Universities want €234m funding rise in the 2019 Budget
UNIVERSITIES say they need €234m from next year’s Budget to help rebuild the system after years of cuts.
The Irish Universities Association (IUA) wants a significant step-up in State funding to cater for growing numbers of students and to carry out essential building and equipment upgrades.
It sets out its needs in a preBudget submission, warning the Government that the future competitiveness of the economy is at risk if universities don’t get an “injection of essential resources”.
The universities broke down their 2019 Budget requirements as a €90m increase in core funding, €40m to meet cost increases, such as national pay awards, and €104m for equipment and buildings improvements.
In its submission, the IUA points out that State funding per student in Irish universities has seen a “calamitous drop” to €4,397, half what it was in 2008.
Director general Jim Miley said the 2018 budget brought a modest increase in core funding for higher education, but, based on the analysis in the Cassells Report, the gap remained €550m.

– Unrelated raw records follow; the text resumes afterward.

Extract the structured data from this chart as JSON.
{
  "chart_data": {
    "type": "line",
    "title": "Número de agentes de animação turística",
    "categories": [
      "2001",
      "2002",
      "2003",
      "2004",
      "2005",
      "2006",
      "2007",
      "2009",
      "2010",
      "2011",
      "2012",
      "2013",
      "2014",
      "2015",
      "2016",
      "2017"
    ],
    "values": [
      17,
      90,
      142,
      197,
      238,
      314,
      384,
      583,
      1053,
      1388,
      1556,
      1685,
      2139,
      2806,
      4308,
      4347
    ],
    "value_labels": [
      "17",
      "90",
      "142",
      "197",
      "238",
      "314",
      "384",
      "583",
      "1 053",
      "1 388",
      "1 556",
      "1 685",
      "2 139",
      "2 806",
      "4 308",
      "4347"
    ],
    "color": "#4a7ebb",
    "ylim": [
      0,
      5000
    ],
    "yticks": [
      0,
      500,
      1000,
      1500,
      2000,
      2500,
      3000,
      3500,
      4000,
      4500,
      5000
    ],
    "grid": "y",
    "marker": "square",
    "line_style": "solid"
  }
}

The 2015 report concluded that the system needed an additional €600m a year in core grants by 2021, for day-to-day running costs, as well as €5.5bn for infrastructure by 2030.
The main funding options outlined by Cassells were either higher student fees, linked to a loan system, or a significant increase in State funding – and there is no appetite within Government for either.
Mr Miley said it was 725 days since the Cassells Report had been published and the sector could not “continue to deliver without the politicians of Ireland grasping the funding challenge for the university sector”.
He said they wanted politicians across the Oireachtas to “stop kicking the can down the road”, warning that failure to bridge the funding gap would “damage students’ prospects and threaten the future competitiveness of the economy”.
While the Cassells Report remains under consideration, the IUA wants Budget 2019 to demonstrate a clear Government commitment that the sector’s calls for a significant increase in funding are being heeded.
According to the IUA, if the institutes of technology are included, the overall additional core funding requirement for higher education next year is about €220m, with further increases of €180m and €230m, needed in 2020 and 2021.
Mr Miley referred to the ongoing decline in the position of Irish universities in international rankings, which is blamed on the decade of cuts.
Concerns about funding and its impact on student experience and international rankings has prompted Ireland’s largest university UCD to devise a range of measures, including an English Language Academy, to generate income to support the recruitment of 500 non-Exchequer-funded academics over the next five years.